About Me
I am a humble Christian, a proud conservative intellectual, and a sinner in need of grace. I was born before World War II and, I hope, still have several years to go. My life story is published in my memoir, Frail Web of Intention: A Spiritual Memoir (WinePress Books, 2010). I am happily remarried, and have, in the form of a blended family, eight children. My wife is a physician, and we live in central Oregon. I have written and published some poetry, favoring the sonnet. I hold a BA in History (University of Oregon, 1967), An MA in Slavic Studies (U of O, 1968), A Master of Divinity from Princeton Seminary (1974), and a PhD from Regent University (2006). My doctoral dissertation has to do with theology and is titled, “Incarnational Leadership: Towards a Distinctly Christian View of Leadership” (2006).

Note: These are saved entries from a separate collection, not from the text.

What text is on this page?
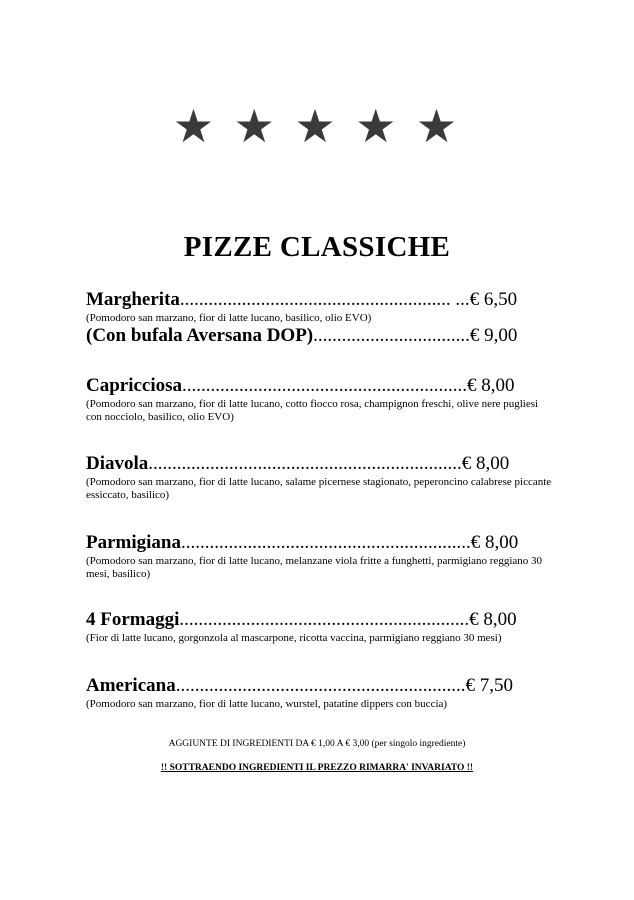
★ ★ ★ ★ ★
PIZZE CLASSICHE
Margherita......................................................... ...€ 6,50
(Pomodoro san marzano, fior di latte lucano, basilico, olio EVO)
(Con bufala Aversana DOP).................................€ 9,00
Capricciosa............................................................€ 8,00
(Pomodoro san marzano, fior di latte lucano, cotto fiocco rosa, champignon freschi, olive nere pugliesi con nocciolo, basilico, olio EVO)
Diavola..................................................................€ 8,00
(Pomodoro san marzano, fior di latte lucano, salame picernese stagionato, peperoncino calabrese piccante essiccato, basilico)
Parmigiana.............................................................€ 8,00
(Pomodoro san marzano, fior di latte lucano, melanzane viola fritte a funghetti, parmigiano reggiano 30 mesi, basilico)
4 Formaggi.............................................................€ 8,00
(Fior di latte lucano, gorgonzola al mascarpone, ricotta vaccina, parmigiano reggiano 30 mesi)
Americana.............................................................€ 7,50
(Pomodoro san marzano, fior di latte lucano, wurstel, patatine dippers con buccia)
AGGIUNTE DI INGREDIENTI DA € 1,00 A € 3,00 (per singolo ingrediente)
!! SOTTRAENDO INGREDIENTI IL PREZZO RIMARRA' INVARIATO !!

Though I consider it my greatest accomplishment to bring other sinners to a saving relationship with Jesus Christ, I am also passionate about turning people away from the spirit of the times that blinds them to the truth of the gospel. This would include a backslidden and carnal church, on the one hand, and a merely spiritual church, on the other. My blog posts will usually have this as their purpose. Like William F. Buckley, I envision myself standing athwart history crying “Stop!” Yes, it is a bit quixotic, but it keeps this Christian gentleman off the Enchanted Ground of the golf course and in the maelstrom of history.
I hope I can occasionally pique your interest, elicit your curiosity, engage your intellect, awaken your admiration for language and ideas, and, if necessary, save your soul. All I ask is that you show courtesy to me and my readers and demonstrate thought in your responses.
Good Evening Dr Niewold,
I came across your name whilst researching “Servant Leadership” for my theology degree course here in the UK: I agree with you!
I confess to struggling with the current module “Leadership and Teamwork” as it is predominantly based on Bill Hybels, emerging church and general business marketing concepts that I learnt in the secular world in the 1980’s. Sadly though (I attend a Church of England/Methodist church but study through a Baptist College) that is the way our mainstream churches are headed; desperate to revive falling congregations (and bank balances). I too shout “Wake Up!”; but the church zeitgeist has secular ears.
“Stand firm” Jack; Paul would be (and I am sure is) proud of you.
Yours in Christ from Devon, England.
Gareth Jones
PS. I have “borrowed” some of your comments for my course work (and referenced them); hope you don’t mind?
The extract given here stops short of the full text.